Album | Rusty Bear – Source To Sea

There is nothing like a great new record to herald the start of spring. The chill of winter is fading away, the sun is starting to poke its head through the clouds and music somehow starts to sounds better. Rusty Bear’s charming Source To Sea is peppered with just the sort of sounds you need for lazy afternoons in the park and long sunny evenings in the pub. The title track, which kicks off the Leeds-based trio’s debut release, contains all the ingredients we have come to expect from modern folk bands – mandolins, close harmonies, chiming bells, all backed by a subtle layer of chirping birdsong.

Music reviewers are often accused of falling back on lazy comparisons when analysing a new band. But with every passing track, the urge to find a place for Rusty Bear on the indie/folk scale grows stronger. So here goes – the first name that comes to mind is Fleet Foxes, who have effectively cornered the market with their form of brooding, earthy acoustics.
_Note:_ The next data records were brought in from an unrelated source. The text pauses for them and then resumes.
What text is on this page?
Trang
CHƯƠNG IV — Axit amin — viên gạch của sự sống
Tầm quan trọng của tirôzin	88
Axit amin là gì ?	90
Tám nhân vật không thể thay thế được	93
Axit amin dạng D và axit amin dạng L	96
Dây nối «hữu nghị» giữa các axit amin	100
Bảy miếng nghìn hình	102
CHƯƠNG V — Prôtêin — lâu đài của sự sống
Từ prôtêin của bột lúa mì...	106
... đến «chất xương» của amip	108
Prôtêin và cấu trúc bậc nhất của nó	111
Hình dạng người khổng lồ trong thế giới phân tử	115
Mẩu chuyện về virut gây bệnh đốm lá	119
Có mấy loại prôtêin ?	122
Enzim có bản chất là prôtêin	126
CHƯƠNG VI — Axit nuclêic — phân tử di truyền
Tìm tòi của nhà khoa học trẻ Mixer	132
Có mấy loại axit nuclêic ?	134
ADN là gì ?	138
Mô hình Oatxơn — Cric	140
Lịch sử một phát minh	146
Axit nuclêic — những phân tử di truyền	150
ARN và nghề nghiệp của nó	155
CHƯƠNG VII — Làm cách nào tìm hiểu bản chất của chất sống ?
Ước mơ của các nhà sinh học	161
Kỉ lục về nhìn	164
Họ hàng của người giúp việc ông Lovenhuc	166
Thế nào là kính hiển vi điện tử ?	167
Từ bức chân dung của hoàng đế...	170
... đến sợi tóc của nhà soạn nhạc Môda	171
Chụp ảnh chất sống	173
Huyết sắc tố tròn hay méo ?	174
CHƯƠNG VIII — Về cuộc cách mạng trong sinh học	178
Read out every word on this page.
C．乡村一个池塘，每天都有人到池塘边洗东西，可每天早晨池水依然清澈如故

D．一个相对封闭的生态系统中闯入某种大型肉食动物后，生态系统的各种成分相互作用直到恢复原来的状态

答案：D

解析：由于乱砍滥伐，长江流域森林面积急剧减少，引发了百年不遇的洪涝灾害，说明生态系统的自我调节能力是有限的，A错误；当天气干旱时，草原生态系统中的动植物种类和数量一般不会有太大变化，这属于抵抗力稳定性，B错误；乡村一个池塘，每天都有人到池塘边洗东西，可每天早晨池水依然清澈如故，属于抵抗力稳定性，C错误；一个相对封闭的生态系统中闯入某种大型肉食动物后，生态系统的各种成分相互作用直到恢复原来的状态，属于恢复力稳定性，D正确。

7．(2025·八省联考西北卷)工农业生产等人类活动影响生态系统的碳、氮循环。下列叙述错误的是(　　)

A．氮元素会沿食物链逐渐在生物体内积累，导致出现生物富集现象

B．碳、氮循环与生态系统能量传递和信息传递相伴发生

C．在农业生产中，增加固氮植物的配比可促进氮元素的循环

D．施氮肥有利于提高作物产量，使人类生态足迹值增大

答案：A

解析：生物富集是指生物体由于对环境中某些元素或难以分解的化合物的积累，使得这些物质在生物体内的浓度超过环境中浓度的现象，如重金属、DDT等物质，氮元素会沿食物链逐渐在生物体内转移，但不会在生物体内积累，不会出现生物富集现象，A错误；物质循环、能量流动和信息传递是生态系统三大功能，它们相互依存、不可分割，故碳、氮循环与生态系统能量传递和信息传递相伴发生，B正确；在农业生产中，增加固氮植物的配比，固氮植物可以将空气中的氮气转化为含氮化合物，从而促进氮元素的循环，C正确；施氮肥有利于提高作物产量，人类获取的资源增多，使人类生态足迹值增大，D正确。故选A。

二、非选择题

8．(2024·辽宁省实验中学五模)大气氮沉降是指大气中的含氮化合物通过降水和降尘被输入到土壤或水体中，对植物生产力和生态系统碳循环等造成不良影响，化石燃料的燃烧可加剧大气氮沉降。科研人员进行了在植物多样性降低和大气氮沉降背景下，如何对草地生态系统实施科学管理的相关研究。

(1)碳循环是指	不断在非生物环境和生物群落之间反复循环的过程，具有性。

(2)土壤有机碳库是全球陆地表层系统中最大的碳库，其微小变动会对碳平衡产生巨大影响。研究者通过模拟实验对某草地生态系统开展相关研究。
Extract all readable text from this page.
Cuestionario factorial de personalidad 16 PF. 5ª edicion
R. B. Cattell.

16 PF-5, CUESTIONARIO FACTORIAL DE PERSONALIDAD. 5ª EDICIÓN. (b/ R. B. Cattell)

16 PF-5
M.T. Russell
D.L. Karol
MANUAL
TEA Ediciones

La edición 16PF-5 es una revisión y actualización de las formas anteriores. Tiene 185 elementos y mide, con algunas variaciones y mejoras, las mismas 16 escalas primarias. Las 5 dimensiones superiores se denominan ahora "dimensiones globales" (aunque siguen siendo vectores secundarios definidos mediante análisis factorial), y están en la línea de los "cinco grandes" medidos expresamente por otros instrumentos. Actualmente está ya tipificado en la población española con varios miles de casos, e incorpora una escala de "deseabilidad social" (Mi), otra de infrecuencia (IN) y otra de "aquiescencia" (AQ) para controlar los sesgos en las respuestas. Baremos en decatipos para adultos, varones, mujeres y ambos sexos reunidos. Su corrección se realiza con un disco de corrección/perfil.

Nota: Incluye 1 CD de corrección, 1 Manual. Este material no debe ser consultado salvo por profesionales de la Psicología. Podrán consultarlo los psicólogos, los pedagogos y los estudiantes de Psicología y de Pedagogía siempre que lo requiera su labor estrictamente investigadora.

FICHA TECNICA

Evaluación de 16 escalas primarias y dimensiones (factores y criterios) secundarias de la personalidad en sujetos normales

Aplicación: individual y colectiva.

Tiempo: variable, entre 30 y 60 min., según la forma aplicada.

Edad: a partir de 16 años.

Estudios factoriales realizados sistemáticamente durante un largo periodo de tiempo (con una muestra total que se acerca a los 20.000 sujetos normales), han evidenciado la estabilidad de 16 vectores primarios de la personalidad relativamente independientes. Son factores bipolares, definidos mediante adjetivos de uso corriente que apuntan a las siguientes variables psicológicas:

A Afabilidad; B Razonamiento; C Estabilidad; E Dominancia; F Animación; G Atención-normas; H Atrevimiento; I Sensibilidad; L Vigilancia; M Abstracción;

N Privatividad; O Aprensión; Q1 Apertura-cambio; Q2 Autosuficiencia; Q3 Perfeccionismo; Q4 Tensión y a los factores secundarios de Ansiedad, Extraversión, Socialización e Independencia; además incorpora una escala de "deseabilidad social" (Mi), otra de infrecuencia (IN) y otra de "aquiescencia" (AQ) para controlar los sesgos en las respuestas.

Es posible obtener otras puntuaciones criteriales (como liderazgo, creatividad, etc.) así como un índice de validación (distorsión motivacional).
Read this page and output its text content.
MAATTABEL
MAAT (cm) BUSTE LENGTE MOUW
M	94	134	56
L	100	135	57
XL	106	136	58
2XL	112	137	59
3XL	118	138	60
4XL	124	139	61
There are also strong hints of Stornoway, Belle & Sebastian and Noah & the Whale.

So far, so 21st Century folk. But just as you are thinking you’ve heard all this before, there is something extra that separates Rusty Bear out from the crowd. Halfway through the album takes a de-tour. ‘Tape Knot’ is an awkward, jittery instrumental, all skittering drum beats, jangling percussion and haunting echoes. It’s almost like the band are saying: “We are more than just flowery folk”.

Having said that, the best track on the album – ‘If She’ – is a wonderful example of a beautifully crafted two minute love song. They say the best lyrics are the simplest, and they don’t get much simpler, or sweeter, than “If she isn’t worth dying for/then she isn’t worth living with”.